Gaseous butane will react with gaseous oxygen to produce gaseous carbon dioxide and gaseous water . Suppose 16.9 g of butane is mixed with 39. g of oxygen. Calculate the minimum mass of butane that could be left over by the chemical reaction. Round your answer to 2 significant digits.

This is a limiting reagent problem with a twist; i.e., how much is left over and not how much something is formed. Here is a detailed and worked example of a limiting reagent problem. Just follow the steps.

http://www.jiskha.com/science/chemistry/limiting_reagent_problem.html

To calculate the minimum mass of butane left over in the reaction, we need to determine the limiting reactant. The limiting reactant is the reactant that is completely consumed and determines the maximum amount of product that can be formed.

To find the limiting reactant, we can use the concept of stoichiometry and compare the amount of product that could be formed from each reactant.

The balanced chemical equation for the reaction is:
C4H10 + O2 -> CO2 + H2O

From the equation, we can see that the molar ratio of butane to carbon dioxide is 1:1. This means that 1 mole of butane reacts to produce 1 mole of carbon dioxide.

First, we need to convert the given masses of butane and oxygen to moles.

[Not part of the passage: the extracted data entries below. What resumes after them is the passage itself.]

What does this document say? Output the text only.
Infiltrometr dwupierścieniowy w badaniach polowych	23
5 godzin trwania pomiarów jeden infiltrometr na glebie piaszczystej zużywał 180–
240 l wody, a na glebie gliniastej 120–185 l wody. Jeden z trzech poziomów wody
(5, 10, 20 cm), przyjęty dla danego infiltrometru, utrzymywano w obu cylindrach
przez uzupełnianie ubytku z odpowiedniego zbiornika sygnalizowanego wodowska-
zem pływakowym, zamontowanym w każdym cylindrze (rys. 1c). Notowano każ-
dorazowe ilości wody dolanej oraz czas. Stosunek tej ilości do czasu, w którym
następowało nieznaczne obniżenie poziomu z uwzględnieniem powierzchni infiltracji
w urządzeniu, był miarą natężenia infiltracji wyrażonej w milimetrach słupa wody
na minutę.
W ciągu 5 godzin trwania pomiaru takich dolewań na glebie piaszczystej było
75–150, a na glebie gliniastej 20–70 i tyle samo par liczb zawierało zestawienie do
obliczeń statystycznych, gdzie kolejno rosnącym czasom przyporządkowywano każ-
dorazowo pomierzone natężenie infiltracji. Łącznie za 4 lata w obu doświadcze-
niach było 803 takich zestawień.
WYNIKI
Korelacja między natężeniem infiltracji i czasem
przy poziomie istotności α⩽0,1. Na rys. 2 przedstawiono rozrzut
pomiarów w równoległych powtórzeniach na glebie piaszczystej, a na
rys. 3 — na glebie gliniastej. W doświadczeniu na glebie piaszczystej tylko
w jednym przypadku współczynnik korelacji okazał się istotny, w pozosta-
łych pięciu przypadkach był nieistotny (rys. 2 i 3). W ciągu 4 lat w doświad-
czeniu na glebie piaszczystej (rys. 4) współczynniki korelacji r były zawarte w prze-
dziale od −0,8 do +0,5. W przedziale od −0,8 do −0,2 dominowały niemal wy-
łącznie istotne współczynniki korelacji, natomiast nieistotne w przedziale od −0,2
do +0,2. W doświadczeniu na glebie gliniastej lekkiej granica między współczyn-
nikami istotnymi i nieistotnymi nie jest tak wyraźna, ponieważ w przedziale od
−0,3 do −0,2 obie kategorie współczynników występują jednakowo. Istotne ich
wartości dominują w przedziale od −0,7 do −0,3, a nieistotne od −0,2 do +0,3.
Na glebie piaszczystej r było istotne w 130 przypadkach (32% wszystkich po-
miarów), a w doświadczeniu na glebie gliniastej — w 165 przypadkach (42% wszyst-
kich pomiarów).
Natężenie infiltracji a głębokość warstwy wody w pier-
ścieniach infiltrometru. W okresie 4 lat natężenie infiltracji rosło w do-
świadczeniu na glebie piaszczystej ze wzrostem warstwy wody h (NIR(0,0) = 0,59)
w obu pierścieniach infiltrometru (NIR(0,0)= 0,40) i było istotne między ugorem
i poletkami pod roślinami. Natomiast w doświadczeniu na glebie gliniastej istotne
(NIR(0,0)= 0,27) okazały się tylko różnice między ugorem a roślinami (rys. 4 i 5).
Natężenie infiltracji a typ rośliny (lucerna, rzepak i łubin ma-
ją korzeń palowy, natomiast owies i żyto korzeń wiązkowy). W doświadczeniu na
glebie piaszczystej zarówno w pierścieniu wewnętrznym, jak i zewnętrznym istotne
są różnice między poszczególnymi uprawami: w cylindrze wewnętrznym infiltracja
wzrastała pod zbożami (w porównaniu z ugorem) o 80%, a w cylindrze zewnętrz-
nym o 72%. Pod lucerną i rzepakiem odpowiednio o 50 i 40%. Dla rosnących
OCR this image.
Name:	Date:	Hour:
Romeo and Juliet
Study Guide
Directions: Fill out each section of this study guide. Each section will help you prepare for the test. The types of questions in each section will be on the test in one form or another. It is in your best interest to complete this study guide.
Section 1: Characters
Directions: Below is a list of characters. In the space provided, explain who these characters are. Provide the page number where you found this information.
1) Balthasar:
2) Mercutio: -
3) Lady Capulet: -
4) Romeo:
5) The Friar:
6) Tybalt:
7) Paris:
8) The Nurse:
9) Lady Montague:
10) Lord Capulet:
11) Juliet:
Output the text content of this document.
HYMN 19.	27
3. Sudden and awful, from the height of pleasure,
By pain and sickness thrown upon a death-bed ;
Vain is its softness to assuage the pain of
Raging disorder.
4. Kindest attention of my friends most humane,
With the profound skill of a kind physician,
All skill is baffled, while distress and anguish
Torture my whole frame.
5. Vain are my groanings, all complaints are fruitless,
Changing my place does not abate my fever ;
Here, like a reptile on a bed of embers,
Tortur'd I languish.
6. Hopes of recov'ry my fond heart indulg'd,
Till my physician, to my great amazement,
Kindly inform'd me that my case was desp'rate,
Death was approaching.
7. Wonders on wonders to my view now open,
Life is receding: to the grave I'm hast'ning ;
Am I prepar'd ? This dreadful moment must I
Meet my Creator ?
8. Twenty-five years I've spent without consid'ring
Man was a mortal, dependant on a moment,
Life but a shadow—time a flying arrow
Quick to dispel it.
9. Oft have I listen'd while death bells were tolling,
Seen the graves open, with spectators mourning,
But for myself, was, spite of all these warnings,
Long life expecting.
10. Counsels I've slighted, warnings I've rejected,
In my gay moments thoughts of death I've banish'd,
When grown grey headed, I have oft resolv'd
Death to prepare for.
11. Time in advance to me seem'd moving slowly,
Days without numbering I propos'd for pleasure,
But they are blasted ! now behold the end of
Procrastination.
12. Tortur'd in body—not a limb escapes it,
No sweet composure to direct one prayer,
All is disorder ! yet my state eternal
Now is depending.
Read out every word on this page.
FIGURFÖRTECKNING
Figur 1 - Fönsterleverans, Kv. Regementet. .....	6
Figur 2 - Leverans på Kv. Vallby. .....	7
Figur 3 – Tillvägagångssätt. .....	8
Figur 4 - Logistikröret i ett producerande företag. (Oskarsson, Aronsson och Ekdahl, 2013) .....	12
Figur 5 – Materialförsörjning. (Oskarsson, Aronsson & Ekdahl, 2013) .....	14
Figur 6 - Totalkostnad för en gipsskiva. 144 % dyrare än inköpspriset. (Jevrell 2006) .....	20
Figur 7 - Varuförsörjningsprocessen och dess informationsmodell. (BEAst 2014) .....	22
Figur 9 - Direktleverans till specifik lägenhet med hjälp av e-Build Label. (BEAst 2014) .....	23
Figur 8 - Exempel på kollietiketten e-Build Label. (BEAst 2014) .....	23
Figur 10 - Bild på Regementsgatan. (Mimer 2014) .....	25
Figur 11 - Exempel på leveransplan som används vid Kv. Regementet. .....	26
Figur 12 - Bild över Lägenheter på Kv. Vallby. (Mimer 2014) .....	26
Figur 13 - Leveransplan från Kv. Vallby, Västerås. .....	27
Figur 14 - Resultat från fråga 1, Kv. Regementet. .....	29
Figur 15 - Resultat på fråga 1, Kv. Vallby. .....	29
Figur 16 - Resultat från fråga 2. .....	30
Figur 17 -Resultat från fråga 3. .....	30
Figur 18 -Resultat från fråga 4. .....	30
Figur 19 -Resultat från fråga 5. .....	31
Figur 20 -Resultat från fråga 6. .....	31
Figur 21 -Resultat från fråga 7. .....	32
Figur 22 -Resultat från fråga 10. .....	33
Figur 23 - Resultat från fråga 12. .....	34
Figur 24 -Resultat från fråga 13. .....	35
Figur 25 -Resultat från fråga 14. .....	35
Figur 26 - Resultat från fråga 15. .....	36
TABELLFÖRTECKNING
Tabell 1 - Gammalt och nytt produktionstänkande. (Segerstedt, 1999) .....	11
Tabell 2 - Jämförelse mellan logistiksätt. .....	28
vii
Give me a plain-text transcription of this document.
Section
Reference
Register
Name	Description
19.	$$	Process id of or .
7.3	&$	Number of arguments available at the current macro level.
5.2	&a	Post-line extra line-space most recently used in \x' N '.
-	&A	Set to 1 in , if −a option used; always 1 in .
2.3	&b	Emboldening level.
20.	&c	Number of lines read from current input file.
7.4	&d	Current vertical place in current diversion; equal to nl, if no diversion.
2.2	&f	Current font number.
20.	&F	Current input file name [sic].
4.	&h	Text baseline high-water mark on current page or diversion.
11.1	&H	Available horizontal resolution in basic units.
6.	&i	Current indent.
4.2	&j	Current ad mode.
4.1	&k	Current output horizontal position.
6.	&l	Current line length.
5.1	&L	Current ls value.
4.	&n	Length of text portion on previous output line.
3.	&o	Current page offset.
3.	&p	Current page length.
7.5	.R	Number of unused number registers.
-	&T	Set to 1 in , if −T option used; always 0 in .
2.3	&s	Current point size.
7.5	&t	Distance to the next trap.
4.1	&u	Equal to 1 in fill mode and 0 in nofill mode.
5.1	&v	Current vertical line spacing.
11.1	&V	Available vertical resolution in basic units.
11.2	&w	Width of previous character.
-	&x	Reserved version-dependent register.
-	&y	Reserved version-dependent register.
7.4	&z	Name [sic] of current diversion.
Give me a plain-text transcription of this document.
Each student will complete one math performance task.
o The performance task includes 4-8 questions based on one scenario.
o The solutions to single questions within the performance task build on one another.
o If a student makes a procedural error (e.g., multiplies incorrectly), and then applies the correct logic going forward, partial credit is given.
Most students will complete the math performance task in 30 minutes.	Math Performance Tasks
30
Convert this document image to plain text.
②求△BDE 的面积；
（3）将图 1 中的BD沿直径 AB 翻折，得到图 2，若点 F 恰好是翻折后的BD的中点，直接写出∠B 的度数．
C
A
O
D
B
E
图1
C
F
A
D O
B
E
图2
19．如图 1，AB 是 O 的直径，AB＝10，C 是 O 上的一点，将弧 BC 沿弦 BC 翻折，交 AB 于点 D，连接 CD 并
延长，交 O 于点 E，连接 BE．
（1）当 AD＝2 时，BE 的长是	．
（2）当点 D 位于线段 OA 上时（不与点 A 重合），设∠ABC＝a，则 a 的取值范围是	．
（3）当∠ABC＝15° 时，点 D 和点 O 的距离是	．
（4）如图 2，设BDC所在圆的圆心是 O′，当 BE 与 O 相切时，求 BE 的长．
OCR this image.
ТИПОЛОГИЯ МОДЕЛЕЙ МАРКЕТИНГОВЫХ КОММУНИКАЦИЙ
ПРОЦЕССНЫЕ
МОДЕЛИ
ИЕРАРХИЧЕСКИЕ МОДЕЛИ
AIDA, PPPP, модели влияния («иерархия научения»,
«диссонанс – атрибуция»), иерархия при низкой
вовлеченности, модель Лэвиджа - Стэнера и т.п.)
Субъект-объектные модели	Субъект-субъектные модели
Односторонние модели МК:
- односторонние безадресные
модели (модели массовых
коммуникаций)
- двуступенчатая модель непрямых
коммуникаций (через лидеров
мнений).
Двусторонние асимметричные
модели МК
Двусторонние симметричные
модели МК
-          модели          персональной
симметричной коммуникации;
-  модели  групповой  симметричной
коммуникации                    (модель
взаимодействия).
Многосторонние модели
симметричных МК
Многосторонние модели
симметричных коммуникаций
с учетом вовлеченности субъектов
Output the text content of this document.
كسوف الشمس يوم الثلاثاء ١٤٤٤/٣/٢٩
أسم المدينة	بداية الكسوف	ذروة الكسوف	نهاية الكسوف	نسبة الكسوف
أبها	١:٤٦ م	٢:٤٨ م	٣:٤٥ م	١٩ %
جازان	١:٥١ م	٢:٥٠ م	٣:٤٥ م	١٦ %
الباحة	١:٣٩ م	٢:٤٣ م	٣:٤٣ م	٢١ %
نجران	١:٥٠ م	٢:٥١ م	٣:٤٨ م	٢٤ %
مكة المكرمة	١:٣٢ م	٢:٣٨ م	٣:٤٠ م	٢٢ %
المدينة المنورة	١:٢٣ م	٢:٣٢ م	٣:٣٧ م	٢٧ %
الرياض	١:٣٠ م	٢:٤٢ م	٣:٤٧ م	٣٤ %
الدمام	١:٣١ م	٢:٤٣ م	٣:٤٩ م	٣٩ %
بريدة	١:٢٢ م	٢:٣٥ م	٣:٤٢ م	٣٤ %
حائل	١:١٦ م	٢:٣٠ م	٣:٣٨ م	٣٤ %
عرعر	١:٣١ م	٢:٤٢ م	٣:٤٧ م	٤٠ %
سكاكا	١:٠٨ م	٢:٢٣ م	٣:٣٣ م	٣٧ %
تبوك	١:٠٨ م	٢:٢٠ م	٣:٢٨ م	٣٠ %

The molar mass of butane (C4H10) is 58.12 g/mol, and the molar mass of oxygen (O2) is 32.00 g/mol.

Moles of butane = mass of butane / molar mass of butane
Moles of butane = 16.9 g / 58.12 g/mol
Moles of butane = 0.29 mol (rounded to 2 decimal places)

Moles of oxygen = mass of oxygen / molar mass of oxygen
Moles of oxygen = 39. g / 32.00 g/mol
Moles of oxygen = 1.22 mol (rounded to 2 decimal places)

Now, using the mole ratio from the balanced equation, we can determine the amount of carbon dioxide that could be formed from each reactant.

Amount of carbon dioxide from butane = moles of butane × 1
Amount of carbon dioxide from butane = 0.29 mol

Amount of carbon dioxide from oxygen = moles of oxygen × 1
Amount of carbon dioxide from oxygen = 1.22 mol

Since the stoichiometry ratio indicates that 1 mole of butane reacts to produce 1 mole of carbon dioxide, and the moles of oxygen (1.22 mol) are greater than the moles of butane (0.29 mol), we can conclude that oxygen is the limiting reactant.

To find the mass of butane that is left over, we need to calculate the amount of butane that reacts with the given amount of oxygen.

Amount of butane reacted = moles of oxygen × 1 (stoichiometry ratio)
Amount of butane reacted = 1.22 mol

Moles of butane left over = moles of butane - amount of butane reacted
Moles of butane left over = 0.29 mol - 1.22 mol
Moles of butane left over = -0.93 mol

Since we cannot have negative moles, this means that all the butane is consumed and there is no butane left over. Therefore, the minimum mass of butane left over is 0 g.

To determine the minimum mass of butane that could be left over, we need to compare the ratio of the amount of butane to the amount of oxygen used in the reaction.

1. Start by calculating the number of moles for each substance using their respective masses and molar masses.

The molar mass of butane (C4H10) is:
(4*12.01 g/mol) + (10*1.01 g/mol) = 58.12 g/mol

The number of moles of butane is:
16.9 g / 58.12 g/mol ≈ 0.291 moles of butane

The molar mass of oxygen (O2) is:
2*16.00 g/mol = 32.00 g/mol

The number of moles of oxygen is:
39. g / 32.00 g/mol ≈ 1.219 moles of oxygen

2. Write the balanced chemical equation for the reaction:
C4H10 + 13O2 -> 8CO2 + 10H2O

According to the balanced equation, the ratio of butane to oxygen is 1:13. This means that for every 1 mole of butane, we need 13 moles of oxygen.

3. Calculate the amount of butane that is needed to react with 1.219 moles of oxygen:
0.291 moles of butane / 1.219 moles of oxygen ≈ 0.239 moles of butane

4. Convert the moles of butane back to mass:
0.239 moles of butane * 58.12 g/mol = 13.9 g of butane

Therefore, the minimum mass of butane that could be left over is approximately 13.9 grams.